According to Eric Schaefer, Executive Director of EIP, “We filed notice of intent to sue for failure to comply with emissions limits for opacity or soot. As a result of the threat of the suit, the plant will switch from fuel oil to relatively clean natural gas during the summer ozone months. The state has acknowledged that our enforcement action was the catalyst for the clean-up.”
EIP has a growing record for getting results. In July, responding to EIP’s pressure, Allegheny Power agreed to a massive cleanup of the Hatfield’s Ferry plant by installing scrubbers that will reduce sulfur dioxide emissions by approximately 145,000 tons per year.

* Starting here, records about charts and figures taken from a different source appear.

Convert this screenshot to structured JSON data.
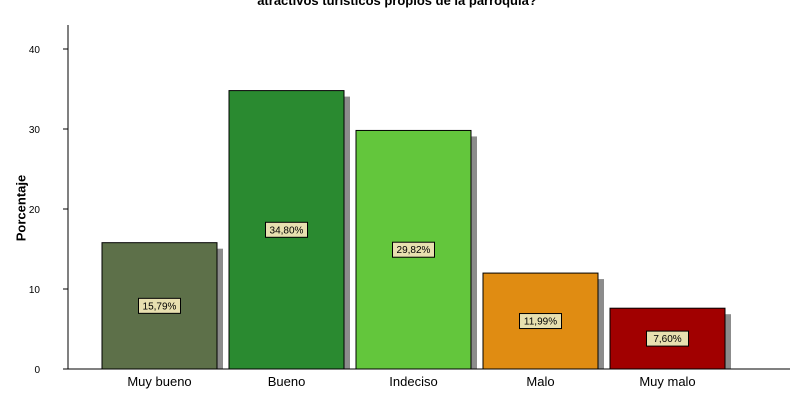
{
  "chart_data": {
    "type": "bar",
    "title": "atractivos turísticos propios de la parroquia?",
    "ylabel": "Porcentaje",
    "xlabel": "",
    "ylim": [
      0,
      43
    ],
    "yticks": [
      0,
      10,
      20,
      30,
      40
    ],
    "grid": false,
    "categories": [
      "Muy bueno",
      "Bueno",
      "Indeciso",
      "Malo",
      "Muy malo"
    ],
    "values": [
      15.79,
      34.8,
      29.82,
      11.99,
      7.6
    ],
    "data_labels": [
      "15,79%",
      "34,80%",
      "29,82%",
      "11,99%",
      "7,60%"
    ],
    "colors": [
      "#5d7049",
      "#2a8a30",
      "#63c63c",
      "#e08c12",
      "#a10000"
    ],
    "label_box_color": "#e8e0b0"
  }
}
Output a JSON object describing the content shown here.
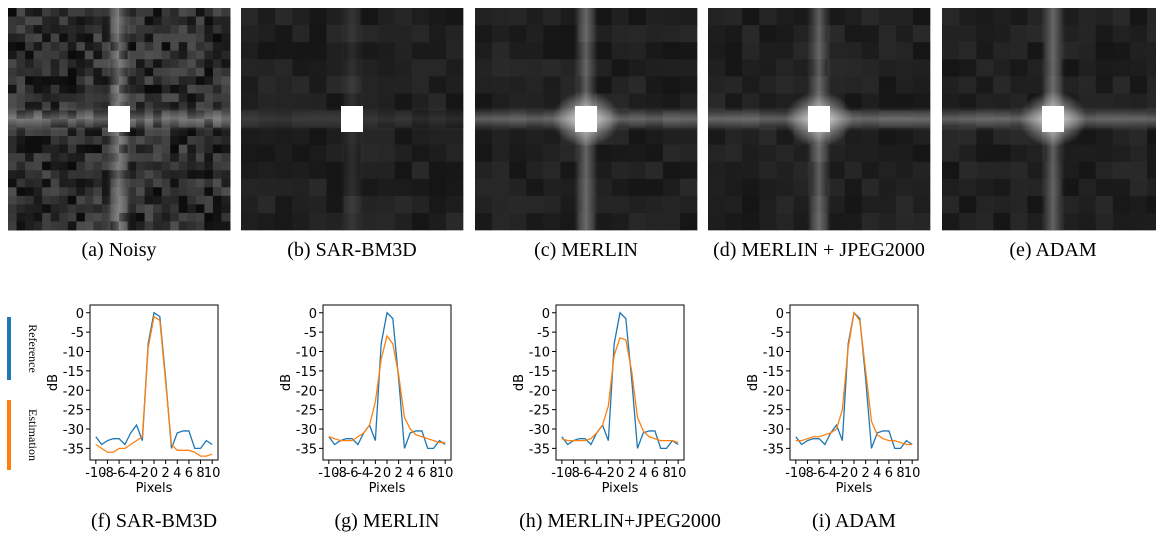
{
  "images": [
    {
      "caption": "(a) Noisy"
    },
    {
      "caption": "(b) SAR-BM3D"
    },
    {
      "caption": "(c) MERLIN"
    },
    {
      "caption": "(d) MERLIN + JPEG2000"
    },
    {
      "caption": "(e) ADAM"
    }
  ],
  "chart_data": [
    {
      "type": "line",
      "title": "(f) SAR-BM3D",
      "x_label": "Pixels",
      "y_label": "dB",
      "x": [
        -10,
        -9,
        -8,
        -7,
        -6,
        -5,
        -4,
        -3,
        -2,
        -1,
        0,
        1,
        2,
        3,
        4,
        5,
        6,
        7,
        8,
        9,
        10
      ],
      "xlim": [
        -11,
        11
      ],
      "xticks": [
        -10,
        -8,
        -6,
        -4,
        -2,
        0,
        2,
        4,
        6,
        8,
        10
      ],
      "ylim": [
        -38,
        2
      ],
      "yticks": [
        0,
        -5,
        -10,
        -15,
        -20,
        -25,
        -30,
        -35
      ],
      "series": [
        {
          "name": "Reference",
          "color": "#1f77b4",
          "values": [
            -32,
            -34,
            -33,
            -32.5,
            -32.5,
            -34,
            -31,
            -29,
            -33,
            -8,
            0,
            -1,
            -17,
            -35,
            -31,
            -30.5,
            -30.5,
            -35,
            -35,
            -33,
            -34
          ]
        },
        {
          "name": "Estimation",
          "color": "#ff7f0e",
          "values": [
            -34,
            -35,
            -36,
            -36,
            -35,
            -35,
            -34,
            -33,
            -32,
            -9,
            -1,
            -2,
            -18,
            -34,
            -35.5,
            -35.5,
            -35.5,
            -36,
            -37,
            -37,
            -36.5
          ]
        }
      ]
    },
    {
      "type": "line",
      "title": "(g) MERLIN",
      "x_label": "Pixels",
      "y_label": "dB",
      "x": [
        -10,
        -9,
        -8,
        -7,
        -6,
        -5,
        -4,
        -3,
        -2,
        -1,
        0,
        1,
        2,
        3,
        4,
        5,
        6,
        7,
        8,
        9,
        10
      ],
      "xlim": [
        -11,
        11
      ],
      "xticks": [
        -10,
        -8,
        -6,
        -4,
        -2,
        0,
        2,
        4,
        6,
        8,
        10
      ],
      "ylim": [
        -38,
        2
      ],
      "yticks": [
        0,
        -5,
        -10,
        -15,
        -20,
        -25,
        -30,
        -35
      ],
      "series": [
        {
          "color": "#1f77b4",
          "values": [
            -32,
            -34,
            -33,
            -32.5,
            -32.5,
            -34,
            -31,
            -29,
            -33,
            -8,
            0,
            -1.5,
            -17,
            -35,
            -31,
            -30.5,
            -30.5,
            -35,
            -35,
            -33,
            -34
          ]
        },
        {
          "color": "#ff7f0e",
          "values": [
            -32,
            -32.5,
            -33,
            -33,
            -33,
            -32,
            -31,
            -29,
            -23,
            -12,
            -6,
            -8,
            -16,
            -27,
            -30,
            -31.5,
            -32,
            -32.5,
            -33,
            -33.5,
            -33.5
          ]
        }
      ]
    },
    {
      "type": "line",
      "title": "(h) MERLIN+JPEG2000",
      "x_label": "Pixels",
      "y_label": "dB",
      "x": [
        -10,
        -9,
        -8,
        -7,
        -6,
        -5,
        -4,
        -3,
        -2,
        -1,
        0,
        1,
        2,
        3,
        4,
        5,
        6,
        7,
        8,
        9,
        10
      ],
      "xlim": [
        -11,
        11
      ],
      "xticks": [
        -10,
        -8,
        -6,
        -4,
        -2,
        0,
        2,
        4,
        6,
        8,
        10
      ],
      "ylim": [
        -38,
        2
      ],
      "yticks": [
        0,
        -5,
        -10,
        -15,
        -20,
        -25,
        -30,
        -35
      ],
      "series": [
        {
          "color": "#1f77b4",
          "values": [
            -32,
            -34,
            -33,
            -32.5,
            -32.5,
            -34,
            -31,
            -29,
            -33,
            -8,
            0,
            -1.5,
            -17,
            -35,
            -31,
            -30.5,
            -30.5,
            -35,
            -35,
            -33,
            -34
          ]
        },
        {
          "color": "#ff7f0e",
          "values": [
            -32.5,
            -33,
            -33,
            -33,
            -33,
            -32.5,
            -31,
            -29,
            -24,
            -11,
            -6.5,
            -7,
            -15,
            -27,
            -30.5,
            -32,
            -32.5,
            -33,
            -33,
            -33,
            -33.5
          ]
        }
      ]
    },
    {
      "type": "line",
      "title": "(i) ADAM",
      "x_label": "Pixels",
      "y_label": "dB",
      "x": [
        -10,
        -9,
        -8,
        -7,
        -6,
        -5,
        -4,
        -3,
        -2,
        -1,
        0,
        1,
        2,
        3,
        4,
        5,
        6,
        7,
        8,
        9,
        10
      ],
      "xlim": [
        -11,
        11
      ],
      "xticks": [
        -10,
        -8,
        -6,
        -4,
        -2,
        0,
        2,
        4,
        6,
        8,
        10
      ],
      "ylim": [
        -38,
        2
      ],
      "yticks": [
        0,
        -5,
        -10,
        -15,
        -20,
        -25,
        -30,
        -35
      ],
      "series": [
        {
          "color": "#1f77b4",
          "values": [
            -32,
            -34,
            -33,
            -32.5,
            -32.5,
            -34,
            -31,
            -29,
            -33,
            -8,
            0,
            -1.5,
            -17,
            -35,
            -31,
            -30.5,
            -30.5,
            -35,
            -35,
            -33,
            -34
          ]
        },
        {
          "color": "#ff7f0e",
          "values": [
            -33,
            -33,
            -32.5,
            -32,
            -32,
            -31.5,
            -31,
            -30,
            -25,
            -9,
            0,
            -2,
            -15,
            -28,
            -31.5,
            -32.5,
            -33,
            -33,
            -33.5,
            -34,
            -34
          ]
        }
      ]
    }
  ]
}
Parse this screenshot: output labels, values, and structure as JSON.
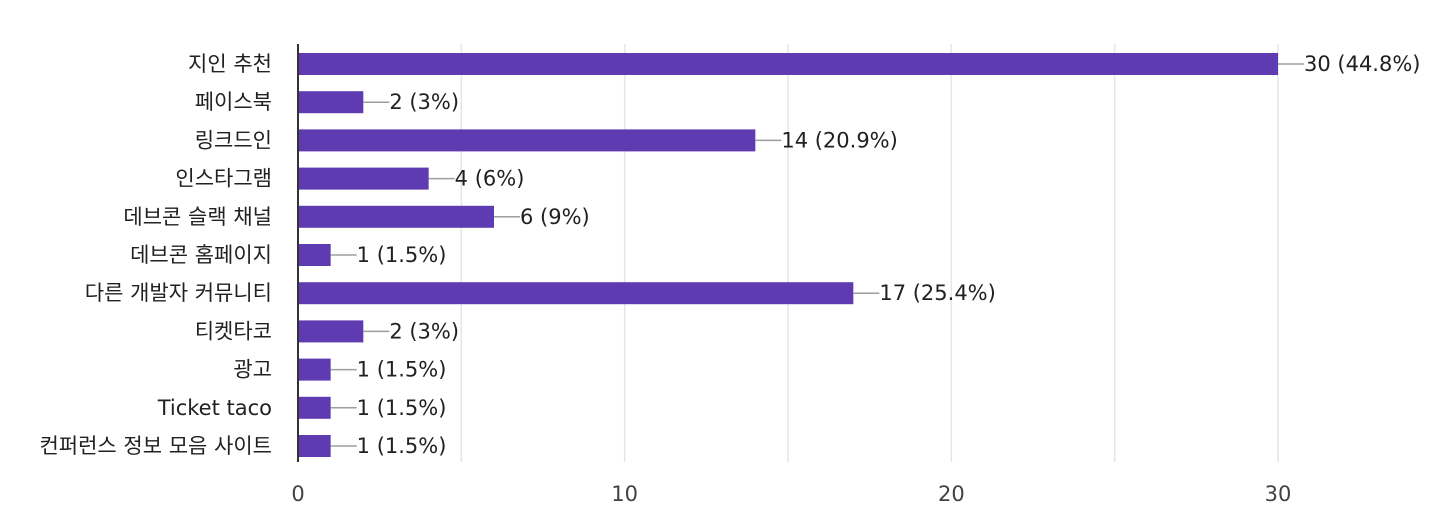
{
  "chart_data": {
    "type": "bar",
    "orientation": "horizontal",
    "categories": [
      "지인 추천",
      "페이스북",
      "링크드인",
      "인스타그램",
      "데브콘 슬랙 채널",
      "데브콘 홈페이지",
      "다른 개발자 커뮤니티",
      "티켓타코",
      "광고",
      "Ticket taco",
      "컨퍼런스 정보 모음 사이트"
    ],
    "values": [
      30,
      2,
      14,
      4,
      6,
      1,
      17,
      2,
      1,
      1,
      1
    ],
    "value_labels": [
      "30 (44.8%)",
      "2 (3%)",
      "14 (20.9%)",
      "4 (6%)",
      "6 (9%)",
      "1 (1.5%)",
      "17 (25.4%)",
      "2 (3%)",
      "1 (1.5%)",
      "1 (1.5%)",
      "1 (1.5%)"
    ],
    "xlim": [
      0,
      30
    ],
    "xticks": [
      0,
      10,
      20,
      30
    ],
    "minor_gridlines": [
      5,
      15,
      25
    ],
    "grid": true,
    "bar_color": "#5e3bb0",
    "gridline_color": "#e6e6e6",
    "axis_color": "#333333",
    "leader_line_color": "#9e9e9e"
  }
}
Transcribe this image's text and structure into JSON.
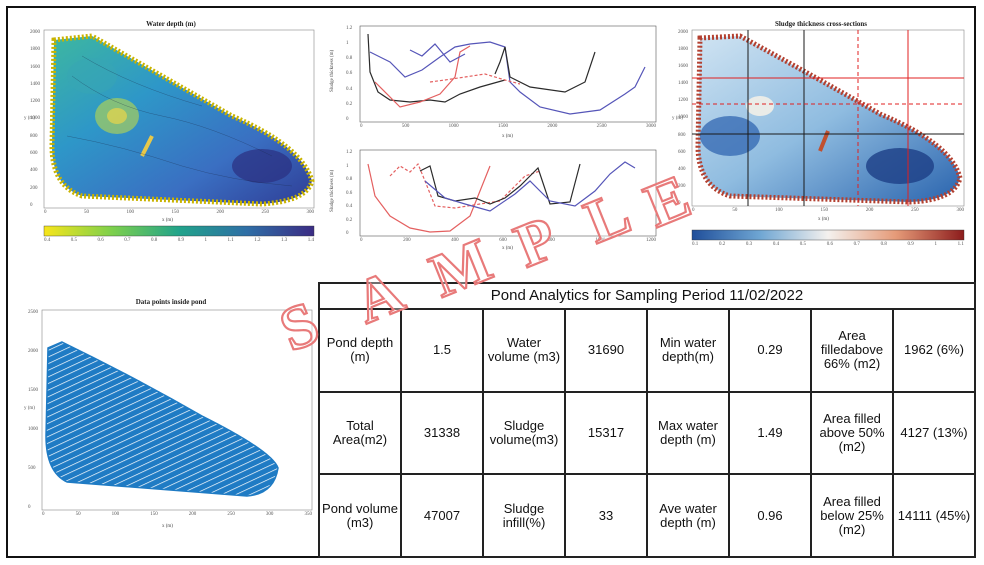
{
  "panels": {
    "water_depth": {
      "title": "Water depth (m)",
      "xlabel": "x (m)",
      "ylabel": "y (m)",
      "x_ticks": [
        "0",
        "50",
        "100",
        "150",
        "200",
        "250",
        "300"
      ],
      "y_ticks": [
        "2000",
        "1800",
        "1600",
        "1400",
        "1200",
        "1000",
        "800",
        "600",
        "400",
        "200",
        "0"
      ],
      "colorbar_ticks": [
        "0.4",
        "0.5",
        "0.6",
        "0.7",
        "0.8",
        "0.9",
        "1",
        "1.1",
        "1.2",
        "1.3",
        "1.4"
      ]
    },
    "cross_section_top": {
      "ylabel": "Sludge thickness (m)",
      "xlabel": "x (m)",
      "x_ticks": [
        "0",
        "500",
        "1000",
        "1500",
        "2000",
        "2500",
        "3000"
      ],
      "y_ticks": [
        "1.2",
        "1",
        "0.8",
        "0.6",
        "0.4",
        "0.2",
        "0"
      ]
    },
    "cross_section_bottom": {
      "ylabel": "Sludge thickness (m)",
      "xlabel": "x (m)",
      "x_ticks": [
        "0",
        "200",
        "400",
        "600",
        "800",
        "1000",
        "1200"
      ],
      "y_ticks": [
        "1.2",
        "1",
        "0.8",
        "0.6",
        "0.4",
        "0.2",
        "0"
      ]
    },
    "sludge_thickness": {
      "title": "Sludge thickness cross-sections",
      "xlabel": "x (m)",
      "ylabel": "y (m)",
      "x_ticks": [
        "0",
        "50",
        "100",
        "150",
        "200",
        "250",
        "300"
      ],
      "y_ticks": [
        "2000",
        "1800",
        "1600",
        "1400",
        "1200",
        "1000",
        "800",
        "600",
        "400",
        "200",
        "0"
      ],
      "colorbar_ticks": [
        "0.1",
        "0.2",
        "0.3",
        "0.4",
        "0.5",
        "0.6",
        "0.7",
        "0.8",
        "0.9",
        "1",
        "1.1"
      ]
    },
    "data_points": {
      "title": "Data points inside pond",
      "xlabel": "x (m)",
      "ylabel": "y (m)",
      "x_ticks": [
        "0",
        "50",
        "100",
        "150",
        "200",
        "250",
        "300",
        "350"
      ],
      "y_ticks": [
        "2500",
        "2000",
        "1500",
        "1000",
        "500",
        "0"
      ]
    }
  },
  "analytics": {
    "title": "Pond Analytics for Sampling Period 11/02/2022",
    "rows": [
      [
        {
          "label": "Pond depth (m)",
          "value": "1.5"
        },
        {
          "label": "Water volume (m3)",
          "value": "31690"
        },
        {
          "label": "Min water depth(m)",
          "value": "0.29"
        },
        {
          "label": "Area filledabove 66% (m2)",
          "value": "1962 (6%)"
        }
      ],
      [
        {
          "label": "Total Area(m2)",
          "value": "31338"
        },
        {
          "label": "Sludge volume(m3)",
          "value": "15317"
        },
        {
          "label": "Max water depth (m)",
          "value": "1.49"
        },
        {
          "label": "Area filled above 50%(m2)",
          "value": "4127 (13%)"
        }
      ],
      [
        {
          "label": "Pond volume (m3)",
          "value": "47007"
        },
        {
          "label": "Sludge infill(%)",
          "value": "33"
        },
        {
          "label": "Ave water depth (m)",
          "value": "0.96"
        },
        {
          "label": "Area filled below 25% (m2)",
          "value": "14111 (45%)"
        }
      ]
    ]
  },
  "watermark": {
    "letters": [
      "S",
      "A",
      "M",
      "P",
      "L",
      "E"
    ]
  },
  "colors": {
    "watermark": "#e87a7a",
    "table_border": "#222222",
    "data_points_blue": "#1f7bc4"
  }
}
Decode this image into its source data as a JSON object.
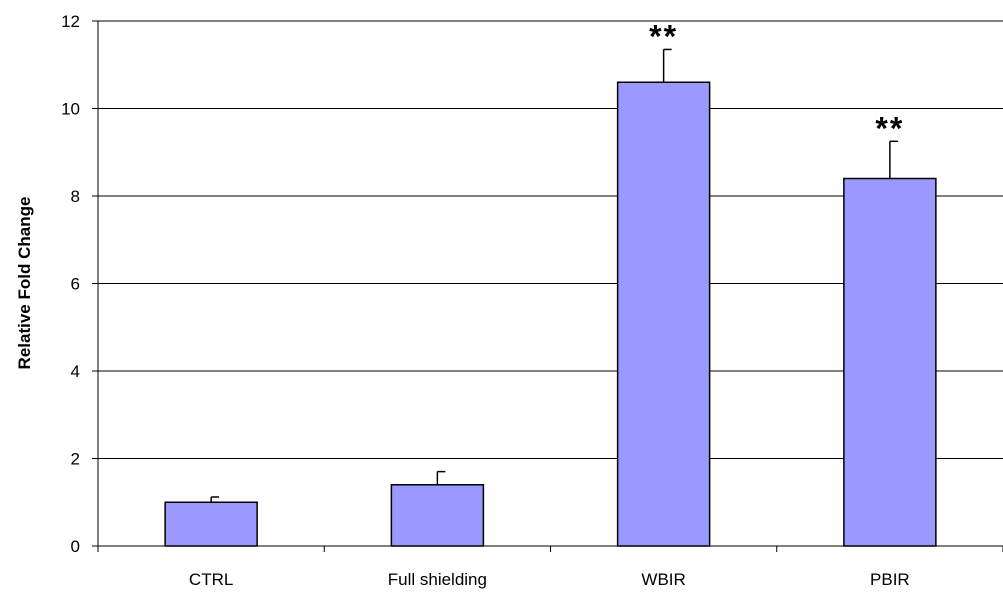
{
  "chart_data": {
    "type": "bar",
    "categories": [
      "CTRL",
      "Full shielding",
      "WBIR",
      "PBIR"
    ],
    "values": [
      1.0,
      1.4,
      10.6,
      8.4
    ],
    "errors": [
      0.12,
      0.3,
      0.75,
      0.85
    ],
    "significance": [
      "",
      "",
      "**",
      "**"
    ],
    "title": "",
    "xlabel": "",
    "ylabel": "Relative Fold Change",
    "ylim": [
      0,
      12
    ],
    "yticks": [
      0,
      2,
      4,
      6,
      8,
      10,
      12
    ],
    "grid": true,
    "legend": "none",
    "colors": {
      "bar_fill": "#9999ff",
      "bar_stroke": "#000000",
      "grid": "#000000"
    }
  }
}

Mr. Schaefer says, “Support from the Abell Foundation has made it possible for EIP to fight for enforcement of the Clean Air Act right here in Maryland, where too many neighborhoods suffer from unhealthy levels of air pollution. Enforcement can help bring our environmental laws to life, make our air safer to breathe, and promote the cleaner technologies we need in the twenty-first century.
“The Maryland Department of the Environment has promised to revise its current enforcement policy, which effectively prevents the state from enforcing its own emission standards for soot. The state agreed to do this after we filed our lawsuit against Chalk Point. So we got two for the price of one: a cleanup of the Chalk Point plant, and withdrawal of a policy that prevents MDE from enforcing its own soot standards against other facilities. The policy hasn’t actually been revised yet, but I think we have a pretty ironclad commitment from the state to do so.”
The Environmental Integrity Project is a non-partisan, non-profit organization established in March 2002 to advocate for more effective enforcement of environmental laws. The organization was founded by Mr. Schaefer with support from the Rockefeller Fund and over time by other foundations, including The Abell Foundation. It lists three objectives: to provide objective analysis of how the failure to enforce or implement environmental laws increases pollution and affects the public health; to hold federal and state agencies as well as individual corporations accountable for failing to enforce or comply with environmental law; and to help local communities in key states obtain the protection of environmental laws.
EIP’s work has been cited in Congressional hearings and in reports by the U.S. General Accounting office, and in frequent news articles. EIP periodically evaluates the effectiveness of federal and state environmental programs, offering recommendations for improvement while recognizing outstanding performance.
EIP works with grassroots organizations across the country and is significantly expanding in Maryland.
The Abell Foundation salutes the EIP and Executive Director Eric Schaefer for doing what they do best — forcing polluters to clean up their act.